One of the greatest drummers of all time died this weekend at age 90. His name was Hal Blaine, and even if that doesn’t ring a bell, you certainly know some of the 35,000 songs he played on — including 50 number one hits and over 150 top ten hits, some of which you’ll hear in the video embedded above — as part of The Wrecking Crew, a legendary group of Los Angeles studio musicians.
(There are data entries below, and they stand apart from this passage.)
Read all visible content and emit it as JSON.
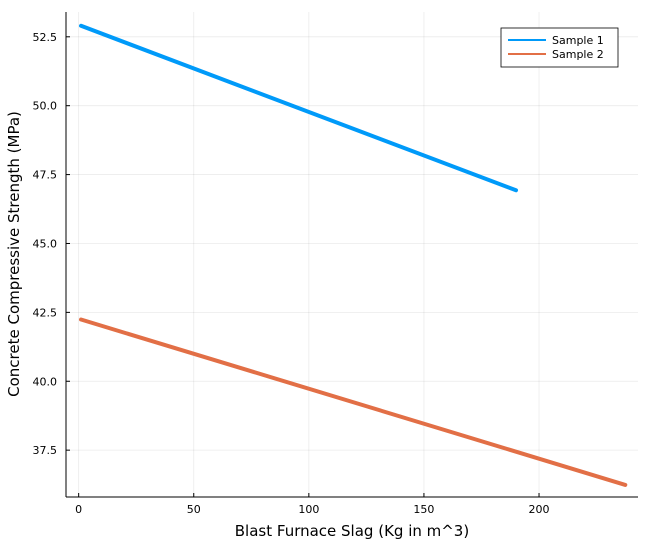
{
  "chart_data": {
    "type": "line",
    "title": "",
    "xlabel": "Blast Furnace Slag (Kg in m^3)",
    "ylabel": "Concrete Compressive Strength (MPa)",
    "xlim": [
      -5.5,
      243
    ],
    "ylim": [
      35.8,
      53.4
    ],
    "xticks": [
      0,
      50,
      100,
      150,
      200
    ],
    "xtick_labels": [
      "0",
      "50",
      "100",
      "150",
      "200"
    ],
    "yticks": [
      37.5,
      40.0,
      42.5,
      45.0,
      47.5,
      50.0,
      52.5
    ],
    "ytick_labels": [
      "37.5",
      "40.0",
      "42.5",
      "45.0",
      "47.5",
      "50.0",
      "52.5"
    ],
    "grid": true,
    "legend": "top-right",
    "series": [
      {
        "name": "Sample 1",
        "color": "#009af9",
        "x": [
          1,
          190
        ],
        "y": [
          52.9,
          46.93
        ]
      },
      {
        "name": "Sample 2",
        "color": "#e26f46",
        "x": [
          1,
          237.5
        ],
        "y": [
          42.24,
          36.24
        ]
      }
    ]
  }
}
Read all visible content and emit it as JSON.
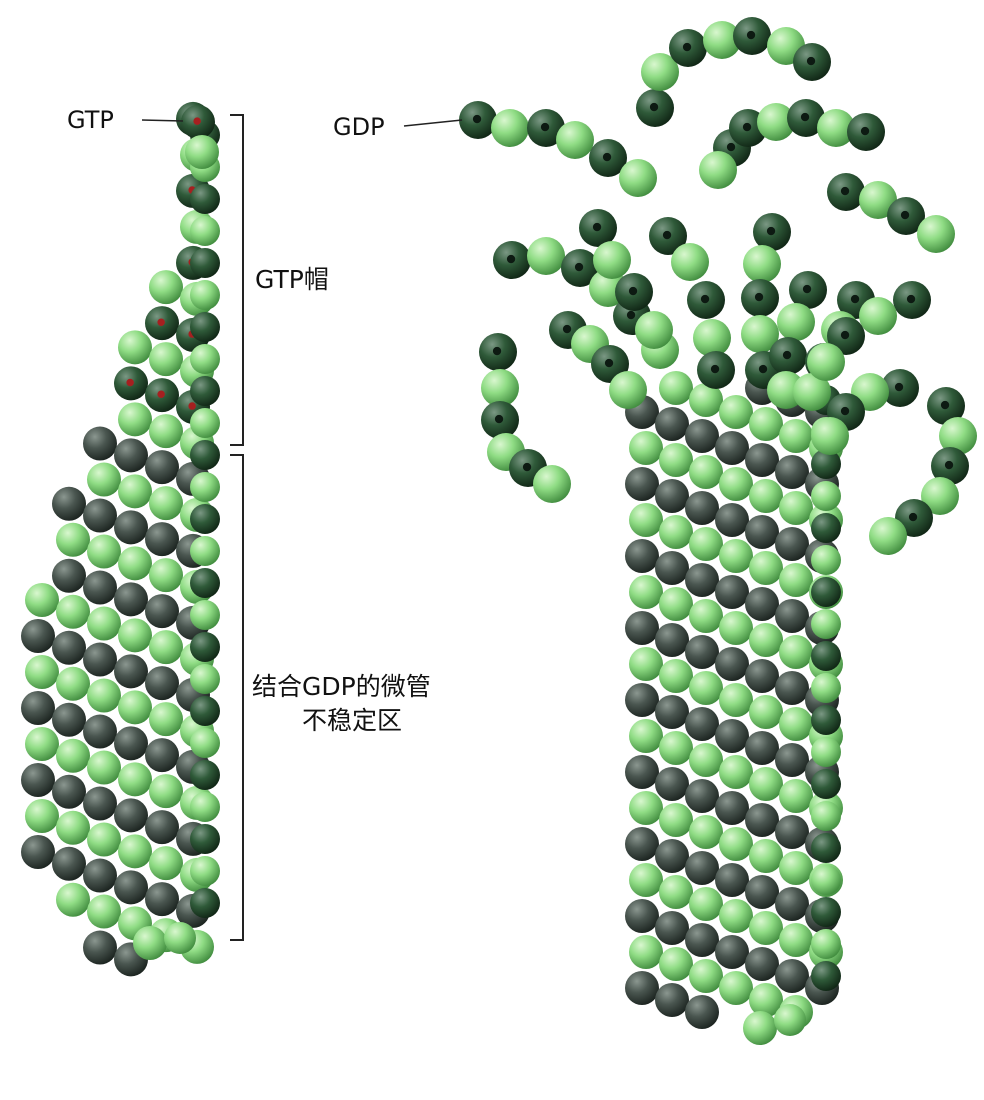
{
  "labels": {
    "gtp": "GTP",
    "gdp": "GDP",
    "gtp_cap": "GTP帽",
    "unstable_line1": "结合GDP的微管",
    "unstable_line2": "不稳定区"
  },
  "colors": {
    "light_green": "#8fdc84",
    "dark_green": "#2c5a34",
    "dark_gray": "#44504a",
    "gtp_dot": "#a62020",
    "gdp_dot": "#0d1a12",
    "bracket": "#222222"
  }
}
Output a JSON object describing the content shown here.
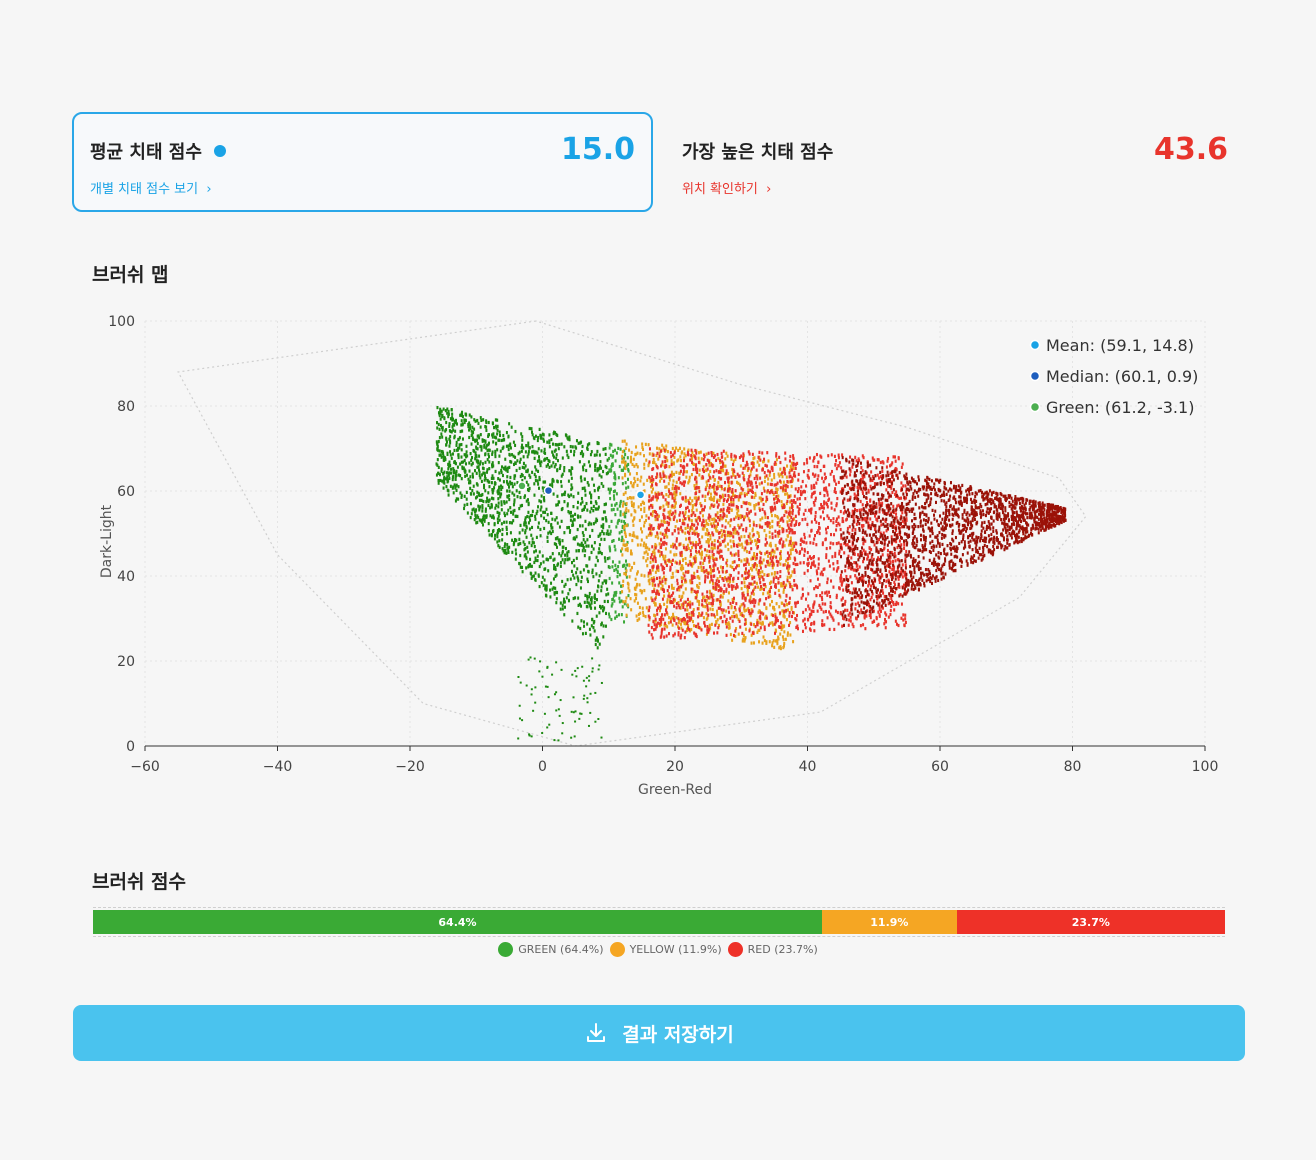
{
  "avg_card": {
    "title": "평균 치태 점수",
    "link": "개별 치태 점수 보기",
    "value": "15.0"
  },
  "max_card": {
    "title": "가장 높은 치태 점수",
    "link": "위치 확인하기",
    "value": "43.6"
  },
  "brush_map": {
    "title": "브러쉬 맵"
  },
  "chart_data": {
    "type": "scatter",
    "xlabel": "Green-Red",
    "ylabel": "Dark-Light",
    "xlim": [
      -60,
      100
    ],
    "ylim": [
      0,
      100
    ],
    "xticks": [
      "−60",
      "−40",
      "−20",
      "0",
      "20",
      "40",
      "60",
      "80",
      "100"
    ],
    "yticks": [
      "0",
      "20",
      "40",
      "60",
      "80",
      "100"
    ],
    "grid": true,
    "legend_position": "top-right",
    "markers": [
      {
        "label": "Mean: (59.1, 14.8)",
        "x": 14.8,
        "y": 59.1,
        "color": "#1aa3e6"
      },
      {
        "label": "Median: (60.1, 0.9)",
        "x": 0.9,
        "y": 60.1,
        "color": "#1f5fbf"
      },
      {
        "label": "Green: (61.2, -3.1)",
        "x": -3.1,
        "y": 61.2,
        "color": "#4caf50"
      }
    ],
    "clusters": [
      {
        "zone": "green",
        "color": "#1e8a12",
        "x_range": [
          -16,
          10
        ],
        "y_top": [
          80,
          71
        ],
        "y_bottom": [
          62,
          20
        ]
      },
      {
        "zone": "green-light",
        "color": "#3aa838",
        "x_range": [
          10,
          13
        ],
        "y_top": [
          72,
          70
        ],
        "y_bottom": [
          30,
          28
        ]
      },
      {
        "zone": "yellow",
        "color": "#e8a21e",
        "x_range": [
          12,
          38
        ],
        "y_top": [
          72,
          67
        ],
        "y_bottom": [
          30,
          22
        ]
      },
      {
        "zone": "red",
        "color": "#e8342c",
        "x_range": [
          16,
          55
        ],
        "y_top": [
          70,
          68
        ],
        "y_bottom": [
          25,
          28
        ]
      },
      {
        "zone": "dark-red",
        "color": "#9b1208",
        "x_range": [
          45,
          79
        ],
        "y_top": [
          68,
          56
        ],
        "y_bottom": [
          28,
          53
        ]
      }
    ]
  },
  "brush_score": {
    "title": "브러쉬 점수",
    "segments": [
      {
        "label": "64.4%",
        "value": 64.4,
        "color": "#3aaa35"
      },
      {
        "label": "11.9%",
        "value": 11.9,
        "color": "#f5a623"
      },
      {
        "label": "23.7%",
        "value": 23.7,
        "color": "#ee3128"
      }
    ],
    "legend": [
      {
        "label": "GREEN (64.4%)",
        "color": "#3aaa35"
      },
      {
        "label": "YELLOW (11.9%)",
        "color": "#f5a623"
      },
      {
        "label": "RED (23.7%)",
        "color": "#ee3128"
      }
    ]
  },
  "save_button": {
    "label": "결과 저장하기"
  }
}
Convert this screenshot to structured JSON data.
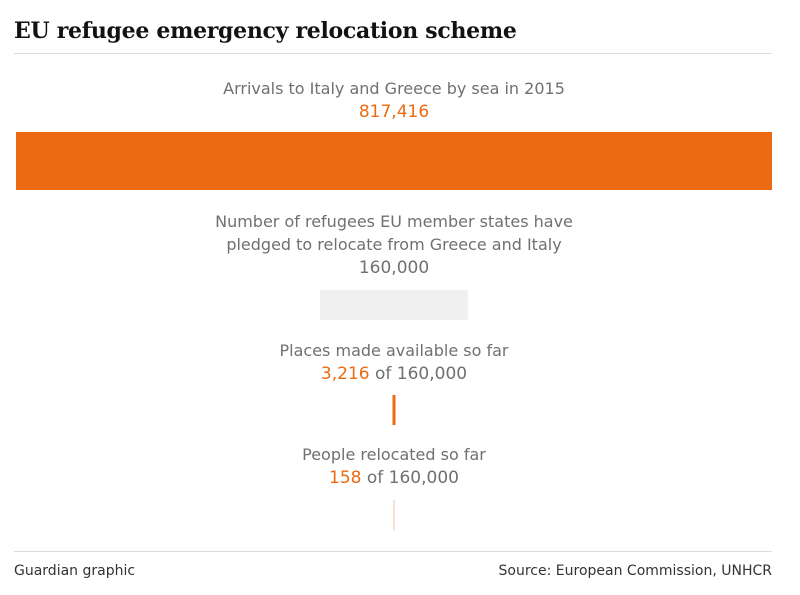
{
  "title": "EU refugee emergency relocation scheme",
  "footer": {
    "credit": "Guardian graphic",
    "source": "Source: European Commission, UNHCR"
  },
  "colors": {
    "accent": "#eb6a12",
    "pledged_bar": "#f0f0f0",
    "label_text": "#707070",
    "value_text": "#707070",
    "heading": "#121212"
  },
  "chart_data": {
    "type": "bar",
    "scale_max": 817416,
    "items": [
      {
        "label_lines": [
          "Arrivals to Italy and Greece by sea in 2015"
        ],
        "value": 817416,
        "value_text": "817,416",
        "suffix": "",
        "color": "#eb6a12"
      },
      {
        "label_lines": [
          "Number of refugees EU member states have",
          "pledged to relocate from Greece and Italy"
        ],
        "value": 160000,
        "value_text": "160,000",
        "suffix": "",
        "color": "#f0f0f0"
      },
      {
        "label_lines": [
          "Places made available so far"
        ],
        "value": 3216,
        "value_text": "3,216",
        "suffix": " of 160,000",
        "color": "#eb6a12"
      },
      {
        "label_lines": [
          "People relocated so far"
        ],
        "value": 158,
        "value_text": "158",
        "suffix": " of 160,000",
        "color": "#f3c4a4"
      }
    ]
  }
}
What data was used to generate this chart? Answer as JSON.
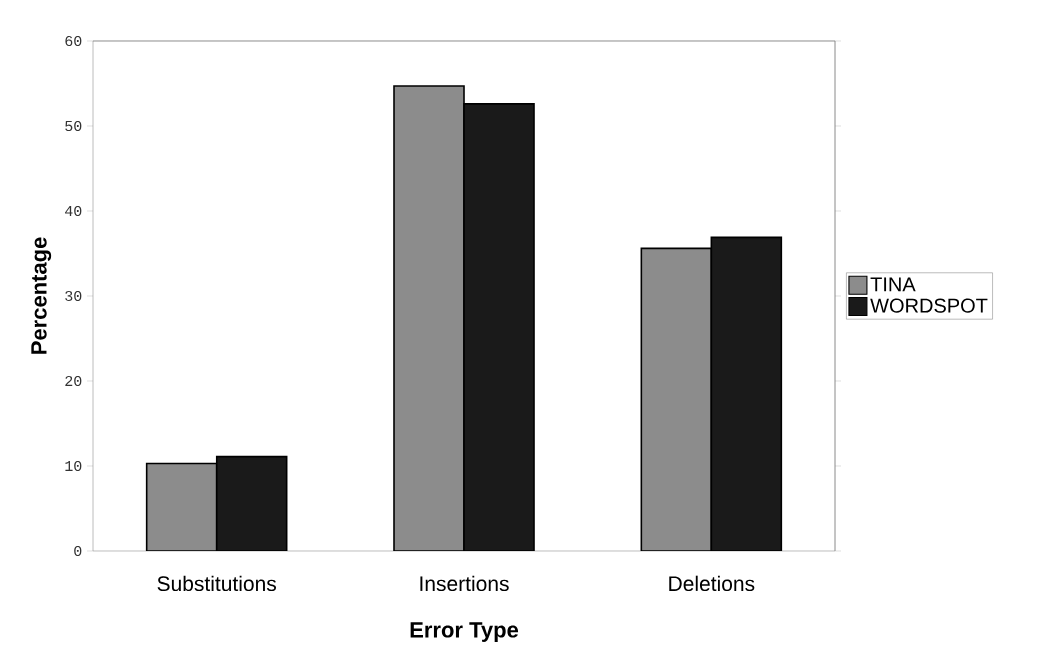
{
  "chart_data": {
    "type": "bar",
    "xlabel": "Error Type",
    "ylabel": "Percentage",
    "categories": [
      "Substitutions",
      "Insertions",
      "Deletions"
    ],
    "series": [
      {
        "name": "TINA",
        "color": "#8c8c8c",
        "values": [
          10.3,
          54.7,
          35.6
        ]
      },
      {
        "name": "WORDSPOT",
        "color": "#1a1a1a",
        "values": [
          11.1,
          52.6,
          36.9
        ]
      }
    ],
    "ylim": [
      0,
      60
    ],
    "yticks": [
      0,
      10,
      20,
      30,
      40,
      50,
      60
    ],
    "grid": false,
    "legend": "right"
  }
}
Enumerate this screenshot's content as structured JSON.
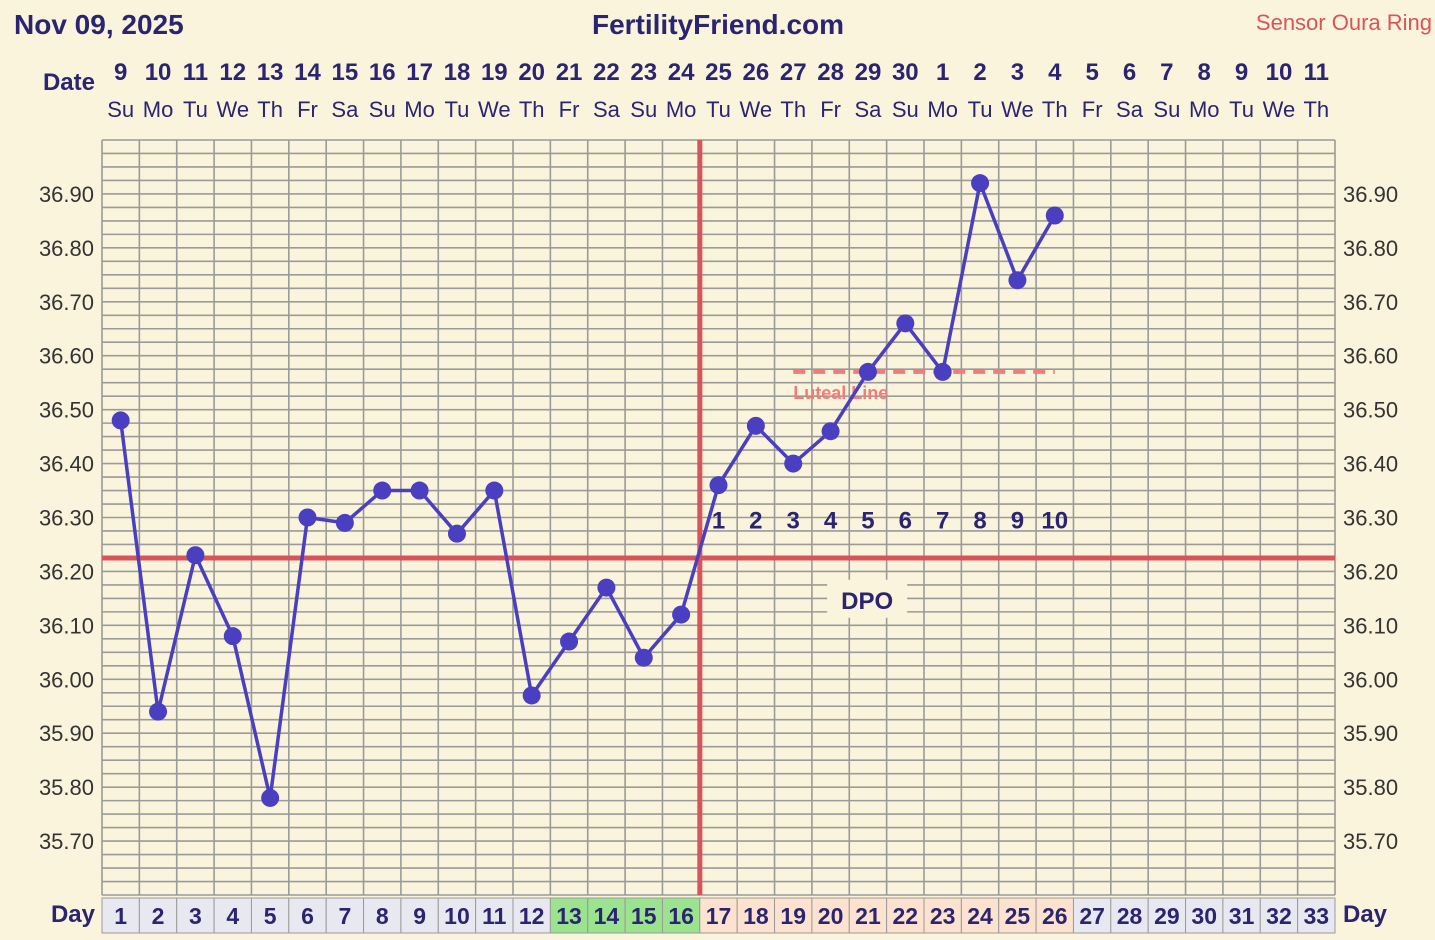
{
  "header": {
    "date": "Nov 09, 2025",
    "site": "FertilityFriend.com",
    "sensor": "Sensor Oura Ring"
  },
  "labels": {
    "date_row": "Date",
    "day_row": "Day",
    "day_row_right": "Day",
    "dpo": "DPO",
    "luteal_line": "Luteal Line"
  },
  "colors": {
    "background": "#faf4dc",
    "grid": "#9a9a9a",
    "temp_line": "#4a3fc0",
    "coverline": "#d9545a",
    "luteal": "#f07c7c",
    "fertile_cell": "#9be38e",
    "luteal_cell": "#fde3cf",
    "normal_cell": "#e8e8f0",
    "text_dark": "#2b2470"
  },
  "chart_data": {
    "type": "line",
    "title": "FertilityFriend.com",
    "ylabel": "",
    "xlabel": "Day",
    "ylim": [
      35.6,
      37.0
    ],
    "yticks": [
      "36.90",
      "36.80",
      "36.70",
      "36.60",
      "36.50",
      "36.40",
      "36.30",
      "36.20",
      "36.10",
      "36.00",
      "35.90",
      "35.80",
      "35.70"
    ],
    "cycle_days": [
      "1",
      "2",
      "3",
      "4",
      "5",
      "6",
      "7",
      "8",
      "9",
      "10",
      "11",
      "12",
      "13",
      "14",
      "15",
      "16",
      "17",
      "18",
      "19",
      "20",
      "21",
      "22",
      "23",
      "24",
      "25",
      "26",
      "27",
      "28",
      "29",
      "30",
      "31",
      "32",
      "33"
    ],
    "dates": [
      "9",
      "10",
      "11",
      "12",
      "13",
      "14",
      "15",
      "16",
      "17",
      "18",
      "19",
      "20",
      "21",
      "22",
      "23",
      "24",
      "25",
      "26",
      "27",
      "28",
      "29",
      "30",
      "1",
      "2",
      "3",
      "4",
      "5",
      "6",
      "7",
      "8",
      "9",
      "10",
      "11"
    ],
    "weekdays": [
      "Su",
      "Mo",
      "Tu",
      "We",
      "Th",
      "Fr",
      "Sa",
      "Su",
      "Mo",
      "Tu",
      "We",
      "Th",
      "Fr",
      "Sa",
      "Su",
      "Mo",
      "Tu",
      "We",
      "Th",
      "Fr",
      "Sa",
      "Su",
      "Mo",
      "Tu",
      "We",
      "Th",
      "Fr",
      "Sa",
      "Su",
      "Mo",
      "Tu",
      "We",
      "Th"
    ],
    "day_highlight": [
      "normal",
      "normal",
      "normal",
      "normal",
      "normal",
      "normal",
      "normal",
      "normal",
      "normal",
      "normal",
      "normal",
      "normal",
      "fertile",
      "fertile",
      "fertile",
      "fertile",
      "luteal",
      "luteal",
      "luteal",
      "luteal",
      "luteal",
      "luteal",
      "luteal",
      "luteal",
      "luteal",
      "luteal",
      "normal",
      "normal",
      "normal",
      "normal",
      "normal",
      "normal",
      "normal"
    ],
    "series": [
      {
        "x": [
          1,
          2,
          3,
          4,
          5,
          6,
          7,
          8,
          9,
          10,
          11,
          12,
          13,
          14,
          15,
          16,
          17,
          18,
          19,
          20,
          21,
          22,
          23,
          24,
          25,
          26
        ],
        "values": [
          36.48,
          35.94,
          36.23,
          36.08,
          35.78,
          36.3,
          36.29,
          36.35,
          36.35,
          36.27,
          36.35,
          35.97,
          36.07,
          36.17,
          36.04,
          36.12,
          36.36,
          36.47,
          36.4,
          36.46,
          36.57,
          36.66,
          36.57,
          36.92,
          36.74,
          36.86
        ]
      }
    ],
    "coverline": 36.225,
    "ovulation_day": 16,
    "luteal_line": {
      "value": 36.57,
      "from_day": 19,
      "to_day": 26
    },
    "dpo": {
      "days": [
        17,
        18,
        19,
        20,
        21,
        22,
        23,
        24,
        25,
        26
      ],
      "labels": [
        "1",
        "2",
        "3",
        "4",
        "5",
        "6",
        "7",
        "8",
        "9",
        "10"
      ]
    },
    "grid": true
  }
}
I wrote about their accomplishments seven years ago after reading Kent Hartman’s book about them, which included this story about some out-of-the-ordinary percussion work Blaine did on Simon and Garfunkel’s “Bridge Over Troubled Water” away from his drum kit:

Blaine stepped out to his car and brought in a set of snow chains from his trunk. Spending the next few hours on his knees in an old microphone storage room, Blaine alternately slammed the heavy-duty galvanized steel links onto the cement floor while being remotely recorded. Drag on one, smack on two, drag on three, smack on four. The brilliant maneuver ended up being incorporated as a dramatic percussion element from the song’s third verse all the way through to its epic conclusion.

Think about that next time you listen to the song.

If you want to know more about the contributions Blaine and his ultra-talented colleagues made to popular music over four decades, check out the Wrecking Crew documentary I wrote about in 2015, which is now streaming on Netflix.